The process looked silly. More important, Peter Rawlinson says, it undercut the mission of Formula E. Instead of proving electric cars are just as good as gas-powered ones, it emphasized their shortcomings. Rawlinson is the CEO of startup automaker Lucid, which, in addition to preparing its first passenger car for market, produces the batteries that now take the whirring race cars from start to finish, no pit stop or car swap necessary.
Those trapezoidal batteries, packing 54 kilowatt-hours of energy—nearly twice as much as the old power packs—and sitting just behind the driver, made their debut a year ago. They powered every car for the duration of the 2018-2019 season, but Lucid didn’t disclose it was behind them. Now that they’ve proven themselves worthy of another year’s work, Rawlinson is happy to take public credit and reveal some details about how his team made it happen.
The process kicked off in 2016, when Lucid won the contract to provide batteries for the race series. (At the time, it was known as Atieva. The company started off making batteries for electric buses and other commercial vehicles. It changed its name to Lucid when it decided to make consumer cars, but maintains that business. It’s funding the new car effort with more than $1 billion from Saudi Arabia’s sovereign wealth fund.) The team started by looking through a database of cell chemistries. The trick was finding the right balance between what Rawlinson calls sprinters and marathoners: cells that can produce a lot of energy in short bursts, and those that can maintain the output for extended periods. A 45-minute race requires endurance, but also speeds of up to 174 mph. The cells themselves came from Lucid’s Japan-based supplier, Murata.
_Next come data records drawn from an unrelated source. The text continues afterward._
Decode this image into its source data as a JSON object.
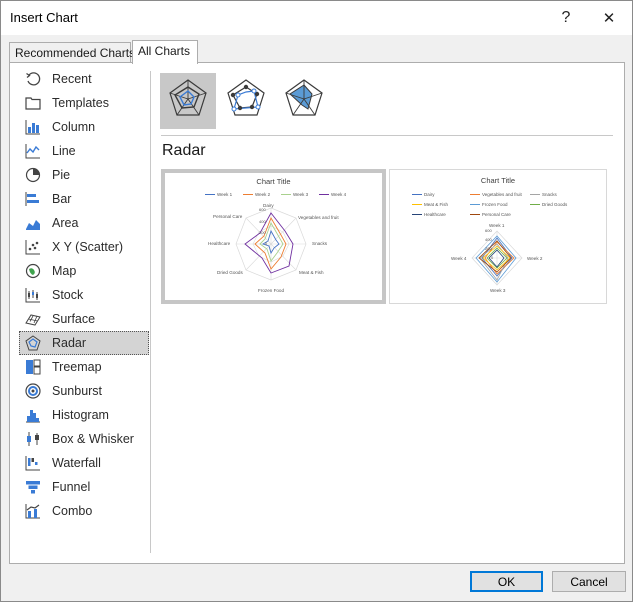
{
  "window": {
    "title": "Insert Chart",
    "help_label": "?",
    "close_label": "✕"
  },
  "tabs": [
    {
      "label": "Recommended Charts",
      "active": false
    },
    {
      "label": "All Charts",
      "active": true
    }
  ],
  "sidebar": {
    "items": [
      {
        "label": "Recent",
        "icon": "recent-icon"
      },
      {
        "label": "Templates",
        "icon": "templates-icon"
      },
      {
        "label": "Column",
        "icon": "column-chart-icon"
      },
      {
        "label": "Line",
        "icon": "line-chart-icon"
      },
      {
        "label": "Pie",
        "icon": "pie-chart-icon"
      },
      {
        "label": "Bar",
        "icon": "bar-chart-icon"
      },
      {
        "label": "Area",
        "icon": "area-chart-icon"
      },
      {
        "label": "X Y (Scatter)",
        "icon": "scatter-chart-icon"
      },
      {
        "label": "Map",
        "icon": "map-chart-icon"
      },
      {
        "label": "Stock",
        "icon": "stock-chart-icon"
      },
      {
        "label": "Surface",
        "icon": "surface-chart-icon"
      },
      {
        "label": "Radar",
        "icon": "radar-chart-icon",
        "selected": true
      },
      {
        "label": "Treemap",
        "icon": "treemap-icon"
      },
      {
        "label": "Sunburst",
        "icon": "sunburst-icon"
      },
      {
        "label": "Histogram",
        "icon": "histogram-icon"
      },
      {
        "label": "Box & Whisker",
        "icon": "box-whisker-icon"
      },
      {
        "label": "Waterfall",
        "icon": "waterfall-icon"
      },
      {
        "label": "Funnel",
        "icon": "funnel-icon"
      },
      {
        "label": "Combo",
        "icon": "combo-chart-icon"
      }
    ]
  },
  "subtypes": [
    {
      "icon": "radar-icon",
      "selected": true
    },
    {
      "icon": "radar-with-markers-icon",
      "selected": false
    },
    {
      "icon": "filled-radar-icon",
      "selected": false
    }
  ],
  "section_title": "Radar",
  "previews": [
    {
      "title": "Chart Title",
      "legend": [
        "Week 1",
        "Week 2",
        "Week 3",
        "Week 4"
      ],
      "axis_labels": [
        "Dairy",
        "Vegetables and fruit",
        "Snacks",
        "Meat & Fish",
        "Frozen Food",
        "Dried Goods",
        "Healthcare",
        "Personal Care"
      ],
      "tick_labels": [
        "600",
        "400",
        "200",
        "0"
      ]
    },
    {
      "title": "Chart Title",
      "legend": [
        "Dairy",
        "Vegetables and fruit",
        "Snacks",
        "Meat & Fish",
        "Frozen Food",
        "Dried Goods",
        "Healthcare",
        "Personal Care"
      ],
      "axis_labels": [
        "Week 1",
        "Week 2",
        "Week 3",
        "Week 4"
      ],
      "tick_labels": [
        "600",
        "400",
        "200",
        "0"
      ]
    }
  ],
  "colors": {
    "accent": "#0078d7",
    "series": [
      "#4472c4",
      "#ed7d31",
      "#a5a5a5",
      "#ffc000",
      "#5b9bd5",
      "#70ad47",
      "#264478",
      "#9e480e"
    ],
    "preview1_series": [
      "#4472c4",
      "#ed7d31",
      "#a9d18e",
      "#7030a0"
    ]
  },
  "buttons": {
    "ok": "OK",
    "cancel": "Cancel"
  }
}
Then came the question of how to fit the battery into the car. The first generation of Formula E batteries was rectangular, and fit awkwardly into the open-wheel, Coke bottle-shaped race cars. Rawlinson wanted a battery that tapered from front to back, like the car itself. That was a problem, because the packs Lucid uses, the building blocks of the battery, are shaped like VCRs. Ultimately, Rawlinson decided to stack different sized packs, creating a ziggurat-style unit. His engineers filled the resulting triangular gaps with various electronics and cooling cables. The result, wrapped in a carbon fiber shell, weighs 860 pounds, getting each team nearly halfway to the minimum weight (including the driver) of 1,984 pounds.
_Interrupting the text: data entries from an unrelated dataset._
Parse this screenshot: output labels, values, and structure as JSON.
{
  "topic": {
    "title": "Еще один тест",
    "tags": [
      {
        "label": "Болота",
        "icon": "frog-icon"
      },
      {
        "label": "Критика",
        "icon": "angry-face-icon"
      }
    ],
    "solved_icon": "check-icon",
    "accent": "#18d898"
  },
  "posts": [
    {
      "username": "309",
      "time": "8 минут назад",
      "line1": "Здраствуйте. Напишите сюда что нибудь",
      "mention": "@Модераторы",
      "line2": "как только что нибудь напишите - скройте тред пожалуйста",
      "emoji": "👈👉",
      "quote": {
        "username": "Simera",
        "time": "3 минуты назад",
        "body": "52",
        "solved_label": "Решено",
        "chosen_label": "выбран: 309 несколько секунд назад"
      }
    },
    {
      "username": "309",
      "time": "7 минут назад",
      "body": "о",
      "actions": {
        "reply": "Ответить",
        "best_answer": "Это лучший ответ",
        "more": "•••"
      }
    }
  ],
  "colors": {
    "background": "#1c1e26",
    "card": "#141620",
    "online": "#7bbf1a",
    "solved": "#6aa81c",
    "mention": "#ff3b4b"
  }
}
At Lucid headquarters in Newark, California, employees built enough battery packs to power the 14 teams competing this season. The big white room where they did their work is now empty, and will remain that way until May, when it’s time to build a new batch for the seventh Formula E season.
Rawlinson, who led the engineering development of the Tesla Model S during a three-year stint with Elon Musk, had worried that the project would distract from the pressing task of creating the all-new Lucid Air. But, he says, the project yielded lessons for the consumer car, like how to move current more efficiently through the pack and how to reduce power loss between cells. Turns out that motorsports is keeping up the long tradition of fueling advances in consumer tech, even when the fuel itself is no longer needed.